It's survival of the fittest

Mark Stretton Editor, M&C Report

"This looks like the toughest year since the early 1980s," was how one senior industry executive recently put it.

A non-executive sitting on several boards within the eating and drinking-out market, he spoke of the "perfect storm" the industry was now witnessing. The ingredients, which include the credit crunch, the smoking bans, a very cautious consumer, and myriad rising costs, were all having an impact on sales and profits.

The prominent executive reckoned that because of the operating margin squeezes, chiefly from rising raw materials, food and fuel, most companies needed to grow like-for-like sales by 3-4% in order just to standstill against last year's profits.

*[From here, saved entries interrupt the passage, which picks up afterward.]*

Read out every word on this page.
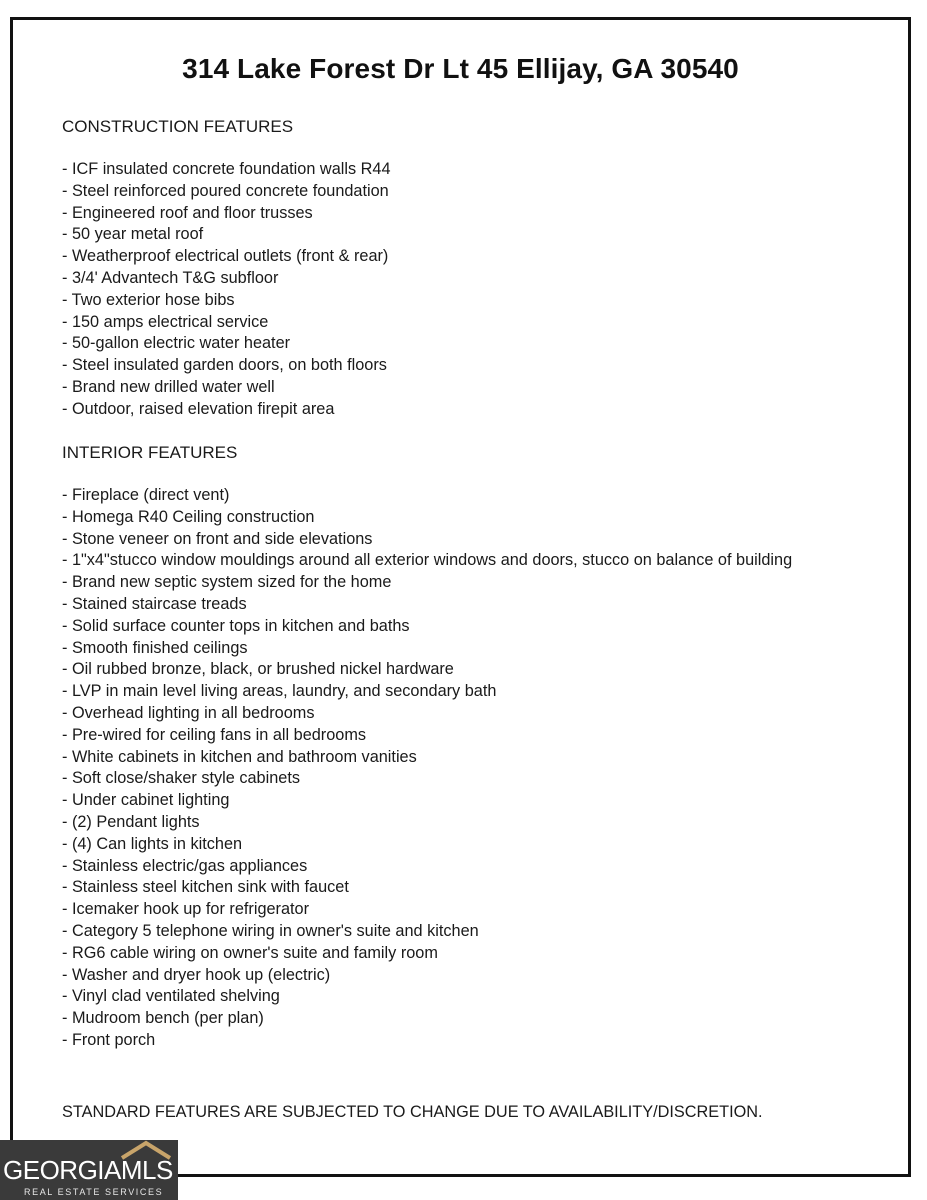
314 Lake Forest Dr Lt 45 Ellijay, GA 30540
CONSTRUCTION FEATURES
- ICF insulated concrete foundation walls R44
- Steel reinforced poured concrete foundation
- Engineered roof and floor trusses
- 50 year metal roof
- Weatherproof electrical outlets (front & rear)
- 3/4' Advantech T&G subfloor
- Two exterior hose bibs
- 150 amps electrical service
- 50-gallon electric water heater
- Steel insulated garden doors, on both floors
- Brand new drilled water well
- Outdoor, raised elevation firepit area
INTERIOR FEATURES
- Fireplace (direct vent)
- Homega R40 Ceiling construction
- Stone veneer on front and side elevations
- 1"x4"stucco window mouldings around all exterior windows and doors, stucco on balance of building
- Brand new septic system sized for the home
- Stained staircase treads
- Solid surface counter tops in kitchen and baths
- Smooth finished ceilings
- Oil rubbed bronze, black, or brushed nickel hardware
- LVP in main level living areas, laundry, and secondary bath
- Overhead lighting in all bedrooms
- Pre-wired for ceiling fans in all bedrooms
- White cabinets in kitchen and bathroom vanities
- Soft close/shaker style cabinets
- Under cabinet lighting
- (2) Pendant lights
- (4) Can lights in kitchen
- Stainless electric/gas appliances
- Stainless steel kitchen sink with faucet
- Icemaker hook up for refrigerator
- Category 5 telephone wiring in owner's suite and kitchen
- RG6 cable wiring on owner's suite and family room
- Washer and dryer hook up (electric)
- Vinyl clad ventilated shelving
- Mudroom bench (per plan)
- Front porch

STANDARD FEATURES ARE SUBJECTED TO CHANGE DUE TO AVAILABILITY/DISCRETION.

GEORGIAMLS
REAL ESTATE SERVICES
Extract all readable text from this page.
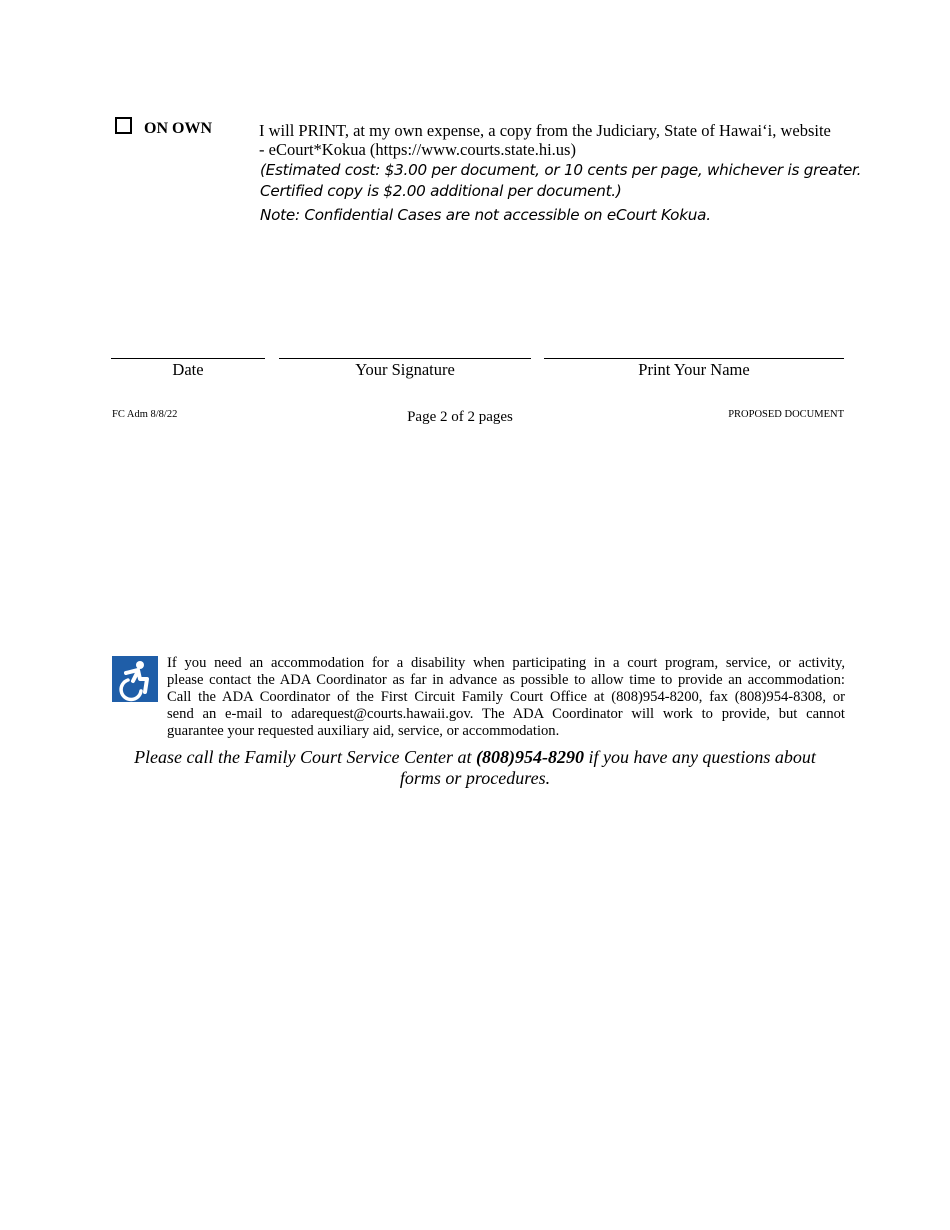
ON OWN	I will PRINT, at my own expense, a copy from the Judiciary, State of Hawai‘i, website
- eCourt*Kokua (https://www.courts.state.hi.us)
(Estimated cost: $3.00 per document, or 10 cents per page, whichever is greater.
Certified copy is $2.00 additional per document.)
Note: Confidential Cases are not accessible on eCourt Kokua.
Date	Your Signature	Print Your Name
FC Adm 8/8/22	Page 2 of 2 pages	PROPOSED DOCUMENT
If you need an accommodation for a disability when participating in a court program, service, or activity,
please contact the ADA Coordinator as far in advance as possible to allow time to provide an accommodation:
Call the ADA Coordinator of the First Circuit Family Court Office at (808)954-8200, fax (808)954-8308, or
send an e-mail to adarequest@courts.hawaii.gov. The ADA Coordinator will work to provide, but cannot
guarantee your requested auxiliary aid, service, or accommodation.
Please call the Family Court Service Center at (808)954-8290 if you have any questions about
forms or procedures.
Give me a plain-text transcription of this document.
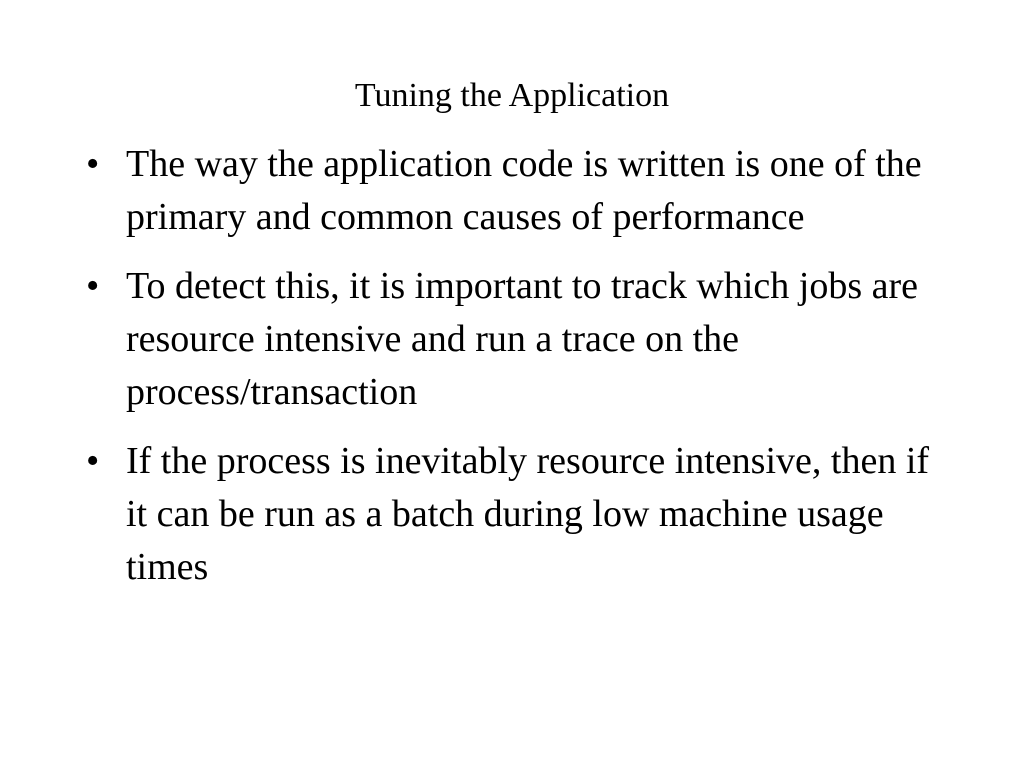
Tuning the Application
• The way the application code is written is one of the primary and common causes of performance
• To detect this, it is important to track which jobs are resource intensive and run a trace on the process/transaction
• If the process is inevitably resource intensive, then if it can be run as a batch during low machine usage times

As we all know from the spate of public companies from the sector that have just updated the stock market, this is clearly not happening. Any company within touching distance of producing flat like-for-likes is looking mightily respectable. Anything featuring the g-word (growth) is, frankly, heroic. And in reality the heroes were few and far between. With the best will in the world, it is very tough out there - definitely tin-hats-on time. Bob Ivell of Regent Inns has described it as the worst trading for 30 years.

So is it time to turn off the lights and go home? Well, don't reach for the razor just yet. There are some bright spots, especially in casual dining, which is looking increasingly robust. Unlike drink volumes, food is holding up "" and for every wet-led pub man with a long face, there is a casual dining operator with his fingers crossed. This trend suggests that in the psyche of the UK consumer, eating out is far less discretionary these days, than drinking out.

"Trade is definitely holding up," says Graham Turner, CEO of Tragus Holdings and former head of Unique Pub Company. "We are just trying to execute really well and make sure our restaurants are spotless. "There is a danger that we talk ourselves into something much worse than the reality of the current situation."

While casual dining groups are not immune from this tougher trading period - witness Clapham House's recent profits warning - eating out is just something that we "do" now, and the consumer does not appear ready to ditch the convenience of it, in favour of spending more time in the kitchen. Current sector trading is reiterating two long-term themes - falling booze volumes and rising food sales.

The tougher market is throwing up opportunities, most notably the chance to acquire assets at more realistic prices. After last year's dizzy multiples, vendors appear more realistic in their value expectations. Many executives are talking about a greater availability of sites and we at M&C Report are already seeing a few sales documents flying around.

Life's tougher and it seems certain that the gap between the good and the also-rans, will become clearer. This process has already started.